Since iron deposition in skin has been shown to increase oxidative stress and because oxidative stress is linked to skin aging, Zhang and colleagues sought to find the effects of bloodletting on iron levels. They found that draining blood from the mice significantly reduced iron concentrations in the blood serum and the skin. Additionally, they found that levels of an anti-inflammatory protein, TGF-β1, increased in the blood and the skin, which may reduce skin inflammation.. These findings suggest that bloodletting allows blood and skin iron levels along with oxidative stress and inflammation to decline. 

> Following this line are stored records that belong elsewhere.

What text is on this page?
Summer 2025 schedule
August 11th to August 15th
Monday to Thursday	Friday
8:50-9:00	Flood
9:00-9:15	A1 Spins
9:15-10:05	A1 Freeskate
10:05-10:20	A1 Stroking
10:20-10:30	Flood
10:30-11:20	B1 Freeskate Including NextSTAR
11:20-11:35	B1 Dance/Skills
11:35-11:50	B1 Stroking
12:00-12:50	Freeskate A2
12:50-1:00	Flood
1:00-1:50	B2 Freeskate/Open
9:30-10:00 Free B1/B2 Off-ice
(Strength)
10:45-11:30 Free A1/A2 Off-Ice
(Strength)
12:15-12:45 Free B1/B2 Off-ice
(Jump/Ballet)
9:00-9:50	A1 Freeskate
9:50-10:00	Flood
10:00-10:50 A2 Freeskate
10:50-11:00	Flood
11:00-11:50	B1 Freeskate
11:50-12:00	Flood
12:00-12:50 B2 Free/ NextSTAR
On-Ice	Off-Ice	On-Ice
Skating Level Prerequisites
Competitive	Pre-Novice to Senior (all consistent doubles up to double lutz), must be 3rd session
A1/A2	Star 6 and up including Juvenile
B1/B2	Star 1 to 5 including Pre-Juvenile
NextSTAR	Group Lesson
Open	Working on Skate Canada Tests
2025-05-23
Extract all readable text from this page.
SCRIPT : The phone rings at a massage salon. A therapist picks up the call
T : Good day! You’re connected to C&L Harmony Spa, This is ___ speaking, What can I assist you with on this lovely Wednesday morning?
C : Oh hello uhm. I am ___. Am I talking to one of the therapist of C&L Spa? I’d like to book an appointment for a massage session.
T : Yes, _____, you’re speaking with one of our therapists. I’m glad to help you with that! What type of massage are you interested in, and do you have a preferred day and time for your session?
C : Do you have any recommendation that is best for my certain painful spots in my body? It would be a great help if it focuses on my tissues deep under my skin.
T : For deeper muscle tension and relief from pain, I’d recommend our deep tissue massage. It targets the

(Liu et al., 2022 | Mechanisms of Ageing and Development) Blood draining reduces iron, inflammation, and senescent cells. Blood (serum) and skin iron content were significantly diminished by draining blood (Figure A). The anti-inflammatory protein TGF-β1 showed significantly increased levels in blood and skin after blood draining (Figure B). With blood draining, the abundance of senescent cells that contribute to skin inflammation and aging was more than halved (β-galactosidase-stained cells in Figure C).

Blood Donors Have Reduced Chances for Health Complications

“Our results also indicate the great potential for blood donation to be further developed as an anti-skin aging strategy, which may encourage the public to donate blood voluntarily,” said Zhang and colleagues.

Since mice typically have about 2 mL of blood circulating through their bodies, these bloodletting experiments withdrew about 5% to 10% of total blood. This measures up to about the typical blood withdrawal during a human blood donation, since humans typically carry 5 L of blood and donate 0.5 L (~10% of total blood in the body). Moreover, to translate the time equivalent skin anti-aging benefits from mice to humans, a person would need to have blood withdrawn about twice per year.

People who give regular blood donations have lower blood pressure, improved blood lipid profiles, and have lower risk of cardiovascular diseases. Maybe these benefits come from lower oxidative stress associated with getting rid of excessive iron in the blood in these individuals and/or reduced inflammation from a lower abundance of senescent cells in the skin. Nevertheless, the finding that blood donations may confer skin anti-aging benefits provides one more reason to visit blood donation clinics.